Keturah came to stand beside him. “Simon says you are going through Samaria.”
James pretended to check the cinches on the canvas. He nodded as he fussed with a knot.
She stood in silence, then said softly, “Be careful, James. Godspeed.” She turned to leave. James raised his head.
“Keturah.”
She stopped and looked over her shoulder.
“It seems we have an opening in the shop. We could use a—” But his breath caught. The wave of sorrow could have dropped him where he stood.
She smiled sadly. The breeze caught her head covering, and she pulled it down to look at him. “I happen to know someone who may be available. She is particularly good with detail work.”
“Perhaps she learned from the best.” Wave after wave.
“That she did, James.” Her lips pressed together for a moment, and those beautiful eyes glittered with tears. So many things to make a woman beautiful . . . why did grief have to be one? Her gaze flickered to the road ahead of them. “Keep an eye on those hillsides.” She turned and walked away.

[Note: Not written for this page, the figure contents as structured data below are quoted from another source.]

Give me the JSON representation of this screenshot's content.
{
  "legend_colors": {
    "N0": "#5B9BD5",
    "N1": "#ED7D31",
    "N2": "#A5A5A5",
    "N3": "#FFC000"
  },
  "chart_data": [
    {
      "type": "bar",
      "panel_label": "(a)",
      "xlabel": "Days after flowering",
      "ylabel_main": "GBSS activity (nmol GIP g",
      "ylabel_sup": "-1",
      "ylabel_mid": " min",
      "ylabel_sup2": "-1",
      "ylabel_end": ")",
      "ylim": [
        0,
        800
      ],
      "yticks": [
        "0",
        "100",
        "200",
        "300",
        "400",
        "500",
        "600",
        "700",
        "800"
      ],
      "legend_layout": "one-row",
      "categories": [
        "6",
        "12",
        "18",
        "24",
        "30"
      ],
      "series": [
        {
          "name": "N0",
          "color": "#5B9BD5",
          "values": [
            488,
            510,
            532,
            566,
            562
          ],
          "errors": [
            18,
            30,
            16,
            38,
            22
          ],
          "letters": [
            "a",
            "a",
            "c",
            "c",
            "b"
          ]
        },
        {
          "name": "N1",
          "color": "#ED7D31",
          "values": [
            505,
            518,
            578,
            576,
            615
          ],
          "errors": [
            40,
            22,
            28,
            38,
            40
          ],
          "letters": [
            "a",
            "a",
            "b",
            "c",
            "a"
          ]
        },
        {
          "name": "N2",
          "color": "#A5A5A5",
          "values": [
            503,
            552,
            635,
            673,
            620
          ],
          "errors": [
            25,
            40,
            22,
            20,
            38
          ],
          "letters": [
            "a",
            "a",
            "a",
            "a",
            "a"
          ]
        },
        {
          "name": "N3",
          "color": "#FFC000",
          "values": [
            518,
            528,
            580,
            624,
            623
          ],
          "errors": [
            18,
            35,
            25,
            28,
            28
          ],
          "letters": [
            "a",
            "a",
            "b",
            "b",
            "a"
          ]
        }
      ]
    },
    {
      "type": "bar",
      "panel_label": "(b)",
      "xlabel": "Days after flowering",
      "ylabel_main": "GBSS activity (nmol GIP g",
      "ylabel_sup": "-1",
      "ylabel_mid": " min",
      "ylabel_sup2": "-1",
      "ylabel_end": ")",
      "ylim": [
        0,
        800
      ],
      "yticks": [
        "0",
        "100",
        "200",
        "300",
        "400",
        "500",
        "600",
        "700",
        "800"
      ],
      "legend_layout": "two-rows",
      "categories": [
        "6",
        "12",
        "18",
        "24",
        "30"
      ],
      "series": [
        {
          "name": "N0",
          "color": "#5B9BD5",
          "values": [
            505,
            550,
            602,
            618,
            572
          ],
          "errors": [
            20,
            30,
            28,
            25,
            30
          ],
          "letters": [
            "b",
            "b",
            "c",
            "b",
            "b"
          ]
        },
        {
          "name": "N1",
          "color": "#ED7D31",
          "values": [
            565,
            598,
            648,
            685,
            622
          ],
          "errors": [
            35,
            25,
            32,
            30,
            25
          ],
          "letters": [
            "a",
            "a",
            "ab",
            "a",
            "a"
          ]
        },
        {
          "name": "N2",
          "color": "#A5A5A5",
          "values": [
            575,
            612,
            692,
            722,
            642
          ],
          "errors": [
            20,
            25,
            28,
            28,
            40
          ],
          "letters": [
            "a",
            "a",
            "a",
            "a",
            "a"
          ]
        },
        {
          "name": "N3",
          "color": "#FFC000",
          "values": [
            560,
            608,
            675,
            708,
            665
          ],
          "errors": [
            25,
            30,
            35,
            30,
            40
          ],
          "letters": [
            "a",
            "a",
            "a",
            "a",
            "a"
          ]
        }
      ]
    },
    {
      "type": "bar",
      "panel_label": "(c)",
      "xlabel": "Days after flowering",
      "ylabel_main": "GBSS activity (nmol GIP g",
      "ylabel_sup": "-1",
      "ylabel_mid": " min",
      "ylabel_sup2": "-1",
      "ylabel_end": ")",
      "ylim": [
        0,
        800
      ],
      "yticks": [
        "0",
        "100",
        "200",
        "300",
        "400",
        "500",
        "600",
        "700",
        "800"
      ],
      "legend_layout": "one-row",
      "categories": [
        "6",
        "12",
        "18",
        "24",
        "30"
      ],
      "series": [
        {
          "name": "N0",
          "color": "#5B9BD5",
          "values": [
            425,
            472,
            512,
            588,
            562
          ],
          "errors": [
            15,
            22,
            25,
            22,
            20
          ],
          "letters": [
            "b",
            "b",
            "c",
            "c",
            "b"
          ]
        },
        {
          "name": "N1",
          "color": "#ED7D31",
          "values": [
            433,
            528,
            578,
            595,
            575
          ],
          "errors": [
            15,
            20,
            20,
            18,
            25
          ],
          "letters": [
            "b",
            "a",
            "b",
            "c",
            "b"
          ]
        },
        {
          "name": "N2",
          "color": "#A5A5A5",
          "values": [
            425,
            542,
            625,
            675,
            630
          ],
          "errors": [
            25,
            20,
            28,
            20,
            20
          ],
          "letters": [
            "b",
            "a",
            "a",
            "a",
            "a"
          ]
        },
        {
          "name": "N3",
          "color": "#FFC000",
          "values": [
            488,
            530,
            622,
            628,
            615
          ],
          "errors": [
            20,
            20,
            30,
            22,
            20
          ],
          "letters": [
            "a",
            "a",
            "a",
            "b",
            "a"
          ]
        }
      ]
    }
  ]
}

Joses came beside him, gazing down the road. “I will see you in a few days. Godspeed.”
James nodded. Now was not the time to tell him that nobody thought for an instant he was in any way responsible for Jesus’ death. The events were like a great Roman machine, an inexorable march toward an inevitable conclusion. All prophets seemed to come to this. Even the ones with good news.
“Find Mother,” James murmured. “Take care of her.”